A multinational blockade would increase the pressure on Kim Jong-un and force the North Korean dictator to abandon its development of nuclear weapons and intercontinental ballistic missiles, Gregory Keeley, a retired lieutenant commander with the US Navy, wrote in an opinion article in The Hill.
Lt Cmdr Keeley said that President Donald Trump has two potential ways of dealing with North Korea - although "direct kinetic military action" and learning to live with a despotic, nuclear-armed nation, are equally bad, he said.
A third option would be to work with like-minded nations in the region to impose a physical naval blockade of North Korea, he suggested.
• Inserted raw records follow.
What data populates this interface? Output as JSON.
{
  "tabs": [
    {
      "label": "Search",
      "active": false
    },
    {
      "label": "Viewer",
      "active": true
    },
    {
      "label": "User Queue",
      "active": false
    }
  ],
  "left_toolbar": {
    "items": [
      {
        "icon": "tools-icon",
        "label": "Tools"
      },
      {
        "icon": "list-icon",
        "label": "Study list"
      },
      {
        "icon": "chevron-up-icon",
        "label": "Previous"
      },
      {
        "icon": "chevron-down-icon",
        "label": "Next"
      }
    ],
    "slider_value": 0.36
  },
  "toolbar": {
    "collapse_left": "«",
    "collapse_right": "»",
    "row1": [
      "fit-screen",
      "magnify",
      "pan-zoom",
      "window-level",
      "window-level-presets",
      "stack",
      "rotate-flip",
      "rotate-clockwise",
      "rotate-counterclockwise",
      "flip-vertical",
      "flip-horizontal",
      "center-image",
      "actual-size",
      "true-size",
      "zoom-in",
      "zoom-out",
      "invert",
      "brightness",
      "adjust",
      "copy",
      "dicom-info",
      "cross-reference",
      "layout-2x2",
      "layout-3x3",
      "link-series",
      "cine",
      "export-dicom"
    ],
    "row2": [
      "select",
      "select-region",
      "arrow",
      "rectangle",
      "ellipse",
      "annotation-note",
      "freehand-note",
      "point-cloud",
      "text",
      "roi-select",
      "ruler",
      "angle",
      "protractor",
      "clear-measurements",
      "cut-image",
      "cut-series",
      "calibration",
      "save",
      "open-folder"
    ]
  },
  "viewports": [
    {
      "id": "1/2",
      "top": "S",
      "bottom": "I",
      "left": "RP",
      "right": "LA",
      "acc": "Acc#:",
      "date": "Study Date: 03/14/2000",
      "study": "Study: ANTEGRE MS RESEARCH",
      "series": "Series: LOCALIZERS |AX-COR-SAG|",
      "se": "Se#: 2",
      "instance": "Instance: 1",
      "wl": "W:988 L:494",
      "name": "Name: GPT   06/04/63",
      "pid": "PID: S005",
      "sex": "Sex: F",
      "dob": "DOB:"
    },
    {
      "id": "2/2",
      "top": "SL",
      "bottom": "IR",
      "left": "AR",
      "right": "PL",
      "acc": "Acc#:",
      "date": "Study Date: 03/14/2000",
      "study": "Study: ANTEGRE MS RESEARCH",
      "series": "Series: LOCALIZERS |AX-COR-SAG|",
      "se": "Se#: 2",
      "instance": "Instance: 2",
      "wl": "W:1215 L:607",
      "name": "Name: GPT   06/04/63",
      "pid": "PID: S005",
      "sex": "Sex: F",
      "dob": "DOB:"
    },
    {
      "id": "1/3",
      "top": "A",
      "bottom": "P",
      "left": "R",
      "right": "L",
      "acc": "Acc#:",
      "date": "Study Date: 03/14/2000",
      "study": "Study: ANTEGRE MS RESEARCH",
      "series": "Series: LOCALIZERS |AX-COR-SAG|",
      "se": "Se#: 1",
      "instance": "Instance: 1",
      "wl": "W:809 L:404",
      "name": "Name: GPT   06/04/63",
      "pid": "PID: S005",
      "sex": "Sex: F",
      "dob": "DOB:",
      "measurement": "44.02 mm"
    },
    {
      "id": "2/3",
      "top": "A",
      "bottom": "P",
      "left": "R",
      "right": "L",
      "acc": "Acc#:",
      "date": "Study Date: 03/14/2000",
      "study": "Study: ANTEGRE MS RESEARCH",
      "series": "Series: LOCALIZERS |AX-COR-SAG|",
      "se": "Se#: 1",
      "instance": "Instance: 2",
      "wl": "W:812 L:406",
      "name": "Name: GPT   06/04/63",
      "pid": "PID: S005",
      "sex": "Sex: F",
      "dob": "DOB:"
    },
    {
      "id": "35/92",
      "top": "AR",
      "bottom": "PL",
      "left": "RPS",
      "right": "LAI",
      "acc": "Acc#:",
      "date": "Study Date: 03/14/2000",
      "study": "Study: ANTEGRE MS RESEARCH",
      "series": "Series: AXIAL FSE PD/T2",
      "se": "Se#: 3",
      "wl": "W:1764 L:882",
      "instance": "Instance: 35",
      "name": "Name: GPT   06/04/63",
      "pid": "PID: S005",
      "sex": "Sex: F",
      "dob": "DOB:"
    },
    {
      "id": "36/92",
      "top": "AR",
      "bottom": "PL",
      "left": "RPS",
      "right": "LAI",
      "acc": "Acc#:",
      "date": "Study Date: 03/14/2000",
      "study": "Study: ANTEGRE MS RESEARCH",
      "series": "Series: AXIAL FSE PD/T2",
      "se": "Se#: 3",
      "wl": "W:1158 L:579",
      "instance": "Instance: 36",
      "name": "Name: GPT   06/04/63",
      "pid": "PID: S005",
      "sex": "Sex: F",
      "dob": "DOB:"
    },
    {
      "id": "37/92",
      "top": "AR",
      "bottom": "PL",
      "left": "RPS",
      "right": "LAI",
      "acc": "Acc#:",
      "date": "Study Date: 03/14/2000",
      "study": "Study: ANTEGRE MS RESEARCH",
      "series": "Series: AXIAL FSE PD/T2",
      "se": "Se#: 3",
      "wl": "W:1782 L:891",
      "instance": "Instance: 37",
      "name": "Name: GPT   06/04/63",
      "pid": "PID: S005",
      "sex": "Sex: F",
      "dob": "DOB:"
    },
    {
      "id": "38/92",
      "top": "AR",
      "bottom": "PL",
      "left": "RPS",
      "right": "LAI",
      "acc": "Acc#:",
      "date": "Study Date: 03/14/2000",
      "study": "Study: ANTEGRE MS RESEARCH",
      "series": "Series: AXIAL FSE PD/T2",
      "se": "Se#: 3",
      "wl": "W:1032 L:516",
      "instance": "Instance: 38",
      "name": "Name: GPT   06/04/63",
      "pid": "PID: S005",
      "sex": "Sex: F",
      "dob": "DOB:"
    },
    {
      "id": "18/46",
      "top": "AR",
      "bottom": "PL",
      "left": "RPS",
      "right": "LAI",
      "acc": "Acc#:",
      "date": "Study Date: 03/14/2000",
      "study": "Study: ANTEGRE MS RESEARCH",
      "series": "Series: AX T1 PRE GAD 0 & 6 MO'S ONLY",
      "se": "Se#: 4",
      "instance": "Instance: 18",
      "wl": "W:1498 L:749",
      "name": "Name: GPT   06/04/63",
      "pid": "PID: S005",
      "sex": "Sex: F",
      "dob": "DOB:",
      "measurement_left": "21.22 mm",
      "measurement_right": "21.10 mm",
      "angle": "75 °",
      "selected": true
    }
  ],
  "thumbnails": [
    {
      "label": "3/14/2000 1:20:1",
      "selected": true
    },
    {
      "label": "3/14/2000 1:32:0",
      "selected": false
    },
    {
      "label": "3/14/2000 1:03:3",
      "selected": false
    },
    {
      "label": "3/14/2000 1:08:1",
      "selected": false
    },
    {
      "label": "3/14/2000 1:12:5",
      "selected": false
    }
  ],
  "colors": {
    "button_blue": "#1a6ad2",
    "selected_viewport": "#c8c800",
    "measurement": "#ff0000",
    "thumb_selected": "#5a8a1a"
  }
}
"Unlike sanctions, a blockade provides the capability to monitor, intercept and enforce restrictions on what can go in and out of the target nation while providing a powerful psychological and diplomatic instrument", Lt Cmdr Keeley said.
"A naval blockade in the Sea of Japan and the Yellow Sea would prevent the DPRK from obtaining essential raw materials and equipment, including refined petroleum and military spares", he added.
"A naval blockade also serves to choke export income from the lucrative coal and iron exports the regime needs to keep the lights on".
The naval forces of Japan and Australia could be relied on to support the initiative, he suggested, while South Korea, Singapore, India, Taiwan and Nato could also provide assets to isolate Pyongyang.
Lt Cmdr Keeley cites the 1962 blockade of Cuba as a relatively recent example of a successful blockade, but he points to the Royal Navy's blockade of Napoleonic France as being the most dramatic example of the power of encircling a recalcitrant regime.
"One of the most effective blockades in history was the British Royal Navy blockade of the First French Empire during the Napoleonic war", he wrote. "Britain was able to keep its shipping lanes open, and effectively cut off crucial supplies to Napoleon’s armies, ultimately winning the war".